It is Electricians’ job to install the wirings and systems that provide electrical power to a building or facility. Problem-solving makes up a great deal of an Electrician’s profession since they must often test existing systems to identify and fix any possible issues, which is known as “troubleshooting”.
The job of an Electrician is quite demanding and dangerous, as it requires manual physical manipulation of electrical wiring, cabling conduit and sometimes even telephone wire. Some Electrician may even repair engines, transformers, generators, and electronic controllers, depending on their skills and training.
An Electrician usually works as a freelancer, either by being employed on a project-to-project basis by various construction companies or securing jobs for themselves via their own company.
It is always an advantage to make use of a professional that has knowledge of your location, especially when it comes to local building codes, suppliers and vendors, plus other professionals nearby.
Thanks to homify’s collection of professionals, finding an Electrician (or Architect, or Interior Designer...) in your area is easier than ever before, whether it’s London, Manchester, or Edinburgh. Simply select your town / city from the list at the very bottom of the ‘Electricians’ page, or type in your location in the ‘search’ bar.
Our lists of professionals also include additional information on each expert including past projects, contact details, and customer reviews (where applicable).
The NICEIC is another possible source to help you with locating a professional Electrician in the UK. The NICEIC, or Regulatory body for the electrical industry, provides a register of all verified electricians who have passed their qualifications. Similar to homify, you can search by location to find a local, qualified electrician. You can also do a search via company name to verify whether an electrician is truly who they claim to be.
· Be very specific about the brief when requesting quotes (for instance, should they repair a damaged power cable, fit an electric cooker, install a double socket...).
· The quote you request must be detailed and include the start- and finish times, as well as agreed payment terms.
· Always ask for references. A professional Electrician will provide you with the contact details of previous clients.
· In addition to their price and the quality of their work, also consider your ability to communicate with the Electrician.
· Clarify from the start if VAT is included in the quote.

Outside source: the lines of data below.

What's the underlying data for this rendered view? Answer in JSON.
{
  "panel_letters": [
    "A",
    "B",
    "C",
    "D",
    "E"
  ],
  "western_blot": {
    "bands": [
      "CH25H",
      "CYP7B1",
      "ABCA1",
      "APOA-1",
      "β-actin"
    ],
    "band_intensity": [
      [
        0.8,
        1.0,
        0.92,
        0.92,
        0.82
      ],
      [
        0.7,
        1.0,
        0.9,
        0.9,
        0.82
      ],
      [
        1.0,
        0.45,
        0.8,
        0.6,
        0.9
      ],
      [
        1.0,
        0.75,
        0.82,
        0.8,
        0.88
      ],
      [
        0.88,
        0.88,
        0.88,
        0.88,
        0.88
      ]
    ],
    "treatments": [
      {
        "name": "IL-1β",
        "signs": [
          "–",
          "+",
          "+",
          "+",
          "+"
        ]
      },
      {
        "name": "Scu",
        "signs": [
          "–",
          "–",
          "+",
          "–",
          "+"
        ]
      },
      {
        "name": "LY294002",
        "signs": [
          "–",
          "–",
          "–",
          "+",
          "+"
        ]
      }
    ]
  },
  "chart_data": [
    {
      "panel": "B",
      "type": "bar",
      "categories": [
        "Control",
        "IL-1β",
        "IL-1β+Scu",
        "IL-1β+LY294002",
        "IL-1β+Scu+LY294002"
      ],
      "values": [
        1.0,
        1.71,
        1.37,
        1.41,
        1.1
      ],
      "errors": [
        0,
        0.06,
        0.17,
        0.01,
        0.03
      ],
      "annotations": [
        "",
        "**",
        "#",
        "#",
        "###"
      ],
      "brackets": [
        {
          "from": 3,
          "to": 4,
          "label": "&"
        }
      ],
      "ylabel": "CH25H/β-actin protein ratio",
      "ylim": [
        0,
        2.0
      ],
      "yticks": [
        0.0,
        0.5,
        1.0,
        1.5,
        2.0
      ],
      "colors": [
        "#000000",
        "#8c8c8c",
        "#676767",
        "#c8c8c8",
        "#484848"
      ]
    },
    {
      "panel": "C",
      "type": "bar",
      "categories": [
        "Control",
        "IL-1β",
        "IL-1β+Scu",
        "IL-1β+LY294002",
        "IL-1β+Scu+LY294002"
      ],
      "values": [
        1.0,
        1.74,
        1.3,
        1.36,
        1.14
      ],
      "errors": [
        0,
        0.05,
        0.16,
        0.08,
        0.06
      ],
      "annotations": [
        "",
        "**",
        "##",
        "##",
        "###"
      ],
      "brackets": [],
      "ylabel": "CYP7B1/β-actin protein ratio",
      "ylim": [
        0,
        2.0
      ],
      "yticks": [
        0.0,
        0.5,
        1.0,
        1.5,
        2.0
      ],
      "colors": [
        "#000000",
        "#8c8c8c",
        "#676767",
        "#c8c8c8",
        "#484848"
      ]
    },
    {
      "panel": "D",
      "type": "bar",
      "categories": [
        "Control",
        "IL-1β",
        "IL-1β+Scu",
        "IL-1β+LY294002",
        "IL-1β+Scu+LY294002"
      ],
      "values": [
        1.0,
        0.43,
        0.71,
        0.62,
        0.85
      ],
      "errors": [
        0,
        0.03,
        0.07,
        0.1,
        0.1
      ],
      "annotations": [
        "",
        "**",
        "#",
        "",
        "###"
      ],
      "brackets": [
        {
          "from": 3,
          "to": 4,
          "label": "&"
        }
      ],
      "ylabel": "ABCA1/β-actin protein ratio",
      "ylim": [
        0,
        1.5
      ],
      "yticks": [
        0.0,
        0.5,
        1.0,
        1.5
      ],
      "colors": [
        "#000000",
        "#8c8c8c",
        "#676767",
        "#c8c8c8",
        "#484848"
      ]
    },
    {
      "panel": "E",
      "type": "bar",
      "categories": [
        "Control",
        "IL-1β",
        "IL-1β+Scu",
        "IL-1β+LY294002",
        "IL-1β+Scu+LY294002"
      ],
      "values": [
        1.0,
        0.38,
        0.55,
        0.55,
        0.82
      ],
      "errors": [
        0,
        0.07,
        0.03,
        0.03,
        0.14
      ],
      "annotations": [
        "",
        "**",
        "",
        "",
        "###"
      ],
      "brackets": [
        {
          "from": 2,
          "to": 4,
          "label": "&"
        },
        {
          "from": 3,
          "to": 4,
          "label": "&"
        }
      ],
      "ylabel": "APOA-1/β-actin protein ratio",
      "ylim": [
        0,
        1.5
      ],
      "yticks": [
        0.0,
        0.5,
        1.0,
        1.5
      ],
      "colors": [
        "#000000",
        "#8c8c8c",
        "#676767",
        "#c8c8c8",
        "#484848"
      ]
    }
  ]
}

· Be wary of someone who is only willing to give you their mobile number. The more means you have of contacting a professional (like an office address, landline telephone number, website, etc.), the better.
· Only pay for work that has been agreed by you in the contract, and which has been completed to standard.
After the work is completed:
· An Electrician should always provide you with an electrical installation certificate which will confirm that the work carried out meets the British Standard for electrical safety, BS7671, regardless of how big or small the job was.
· All electrical work in dwellings is covered under Building Regulations. For work that is notifiable, you need to be presented with a certificate to confirm that the work meets the applicable Building Regulations. Always store these certificates in a safe place, as you may need them as proof that the work has been carried out safely, especially when it comes down to selling your property.
The average hourly rate for an Electrician in the UK ranges between £40 and £60.
Keep in mind that most Electricians will charge a minimum fee based on the type of project they take on, even with very small projects. Thus, if the minimum hourly fee is £50, it might only cover the electrician coming to your property and the first hour of work.
The rates of Electricians will also depend on where in the UK you live, the contractor, license, and experience of the service provider. Usually, you will be charged an hourly rate or a fixed price per job.
Be aware that there are many factors which may affect the final quote of the Electrician, such as any additional parts and complexity of the job. If possible, hire an Electrician who will quote per job, as hourly costs can very easily spiral, plus there’s less incentive to get the job done as quickly as possible.
When hiring an Electrician, keep in mind the following cost factors:
· Distance: The further away you live from the Electrician, the more likely the chances that they’ll charge you on travel expenses, especially if you live far away from major cities.
· Accessibility: The simpler the project, the less you’ll be charged. If your project involves complex work, such as running a new circuit through existing walls, the costs will increase as it will take up more of the professional’s time.
· Experience: Three licence grades for Electricians exist: Trainee Electrician, Electrician, Electrician and Site Technician. Each grade requires more knowledge, experience and testing, which will affect the final price.
· Project parts: Obtain as many detailed offers on the prices of each part as will be required, which will save you more money on the parts alone.
· Q&A: Establish with the Electrician the appropriate process should you not be satisfied with the job once completed, or if something unexpected happens.
· Warranties: Double check them all and have a clear understanding of everything included in the estimate.